Compliance-Focused Monthly Claim Audit
A facility compliance lead uses the template to document how high-risk Part A claims were reviewed before billing. It creates a clear trail of context, decisions, and follow-up items for later internal review.

Frequently asked questions

What is this template used for?

This template is for a monthly interdisciplinary pre-bill review of Medicare Part A SNF claims. It gives the team a repeatable format to confirm MDS coding, therapy minutes, level of care, and billing accuracy before the claim is submitted. The goal is to catch mismatches while there is still time to correct them. It also creates a clear record of decisions, blockers, and follow-up items.

Who should run the Triple Check Pre-Bill Meeting?

A billing lead, MDS coordinator, or revenue cycle manager usually facilitates the meeting, with input from therapy, nursing, and admissions or case management as needed. The key is that the people who can verify the source data are present or available. One person should own the agenda and action-item tracking so issues do not get lost after the meeting. The template works best when the facilitator closes each claim with a clear decision.

How often should this meeting happen?

This template is designed for a monthly cadence, which fits most SNF pre-bill workflows. Some organizations use it more frequently when claim volume is high or when they are correcting recurring billing issues. The important part is that the meeting happens before submission, not after a denial or audit finding. If your billing cycle is shorter, you can adapt the same structure to weekly review.

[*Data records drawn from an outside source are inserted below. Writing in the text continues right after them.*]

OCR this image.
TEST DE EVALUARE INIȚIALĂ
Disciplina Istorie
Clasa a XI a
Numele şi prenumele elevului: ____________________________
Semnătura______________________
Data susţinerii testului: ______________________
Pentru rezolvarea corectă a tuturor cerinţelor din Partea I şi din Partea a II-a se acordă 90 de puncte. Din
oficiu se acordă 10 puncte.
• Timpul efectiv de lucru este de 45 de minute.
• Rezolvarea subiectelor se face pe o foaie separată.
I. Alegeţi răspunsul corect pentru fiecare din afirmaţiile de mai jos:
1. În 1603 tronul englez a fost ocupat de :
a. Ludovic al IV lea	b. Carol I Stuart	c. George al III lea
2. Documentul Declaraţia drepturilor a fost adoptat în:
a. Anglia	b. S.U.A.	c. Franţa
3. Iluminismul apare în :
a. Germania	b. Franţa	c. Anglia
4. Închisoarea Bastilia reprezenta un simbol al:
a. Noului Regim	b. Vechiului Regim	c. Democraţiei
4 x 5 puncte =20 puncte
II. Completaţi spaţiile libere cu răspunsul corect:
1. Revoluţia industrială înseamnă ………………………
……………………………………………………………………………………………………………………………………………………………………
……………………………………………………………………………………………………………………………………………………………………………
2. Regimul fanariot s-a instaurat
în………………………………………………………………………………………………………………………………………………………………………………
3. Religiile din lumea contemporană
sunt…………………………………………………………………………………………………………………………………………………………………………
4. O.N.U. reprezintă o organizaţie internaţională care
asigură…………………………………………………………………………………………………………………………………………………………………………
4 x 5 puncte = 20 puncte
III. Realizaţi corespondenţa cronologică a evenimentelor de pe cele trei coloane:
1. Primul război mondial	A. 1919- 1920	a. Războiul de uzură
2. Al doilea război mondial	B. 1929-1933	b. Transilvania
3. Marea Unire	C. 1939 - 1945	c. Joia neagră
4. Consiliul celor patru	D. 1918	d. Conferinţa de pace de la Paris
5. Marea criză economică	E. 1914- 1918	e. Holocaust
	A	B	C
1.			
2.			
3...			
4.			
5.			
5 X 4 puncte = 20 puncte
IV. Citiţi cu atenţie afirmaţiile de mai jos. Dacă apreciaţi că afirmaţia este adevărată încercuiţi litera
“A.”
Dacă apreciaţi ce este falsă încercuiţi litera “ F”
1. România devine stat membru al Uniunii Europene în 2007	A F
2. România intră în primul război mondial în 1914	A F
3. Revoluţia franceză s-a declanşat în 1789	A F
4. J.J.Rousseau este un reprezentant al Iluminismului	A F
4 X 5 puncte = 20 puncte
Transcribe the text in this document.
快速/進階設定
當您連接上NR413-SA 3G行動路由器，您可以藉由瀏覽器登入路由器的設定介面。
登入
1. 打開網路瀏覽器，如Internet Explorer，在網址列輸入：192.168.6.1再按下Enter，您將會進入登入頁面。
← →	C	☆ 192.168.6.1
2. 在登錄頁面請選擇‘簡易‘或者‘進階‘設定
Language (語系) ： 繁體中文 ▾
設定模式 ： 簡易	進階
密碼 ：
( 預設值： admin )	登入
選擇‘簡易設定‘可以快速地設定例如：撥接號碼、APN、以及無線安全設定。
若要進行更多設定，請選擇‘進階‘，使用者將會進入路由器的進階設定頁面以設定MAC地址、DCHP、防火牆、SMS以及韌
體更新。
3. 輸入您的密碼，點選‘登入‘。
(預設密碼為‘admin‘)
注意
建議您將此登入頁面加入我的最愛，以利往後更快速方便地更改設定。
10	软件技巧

What parts of the claim does the template help verify?

It focuses on the core Medicare Part A checks that commonly affect payment accuracy: MDS coding, therapy minutes, level of care, and billing details. The discussion section is also useful for documenting context, such as missing documentation or a disputed assessment. The action-item section captures who will fix the issue and by when. That makes it easier to resolve blockers before the claim goes out.

Does this template help with compliance and audit readiness?

Yes, it supports a documented review process that can help show how claims were validated before submission. It does not replace legal or compliance review, but it does create a consistent record of decisions, follow-up, and unresolved blockers. That record is useful when you need to explain why a claim was billed a certain way. It also helps teams spot patterns that may need policy or training updates.

What are the most common mistakes this meeting should catch?

Common misses include therapy minutes that do not match the record, MDS coding that is not aligned with documentation, and level-of-care questions that were never resolved. Teams also overlook missing signatures, late documentation, or billing fields that were copied forward incorrectly. This template helps surface those issues before claim submission. It is especially useful when several departments contribute to the final bill.

Can I customize this template for our facility workflow?

Yes, and you should. Add the specific claim fields, internal approval steps, and facility-specific review questions your team uses. You can also rename agenda items to match your local terminology or add a section for payer-specific notes. The structure should stay the same, but the prompts should reflect how your organization actually reviews Medicare Part A claims.

How does this compare with ad-hoc pre-bill discussions?

Ad-hoc discussions often leave gaps because the team relies on memory, side conversations, or email threads. This template turns the review into a repeatable meeting with a clear agenda, documented decisions, and assigned action items. That makes it easier to track unresolved issues and follow up on the next meeting. It also reduces the chance that a claim moves forward without a final check.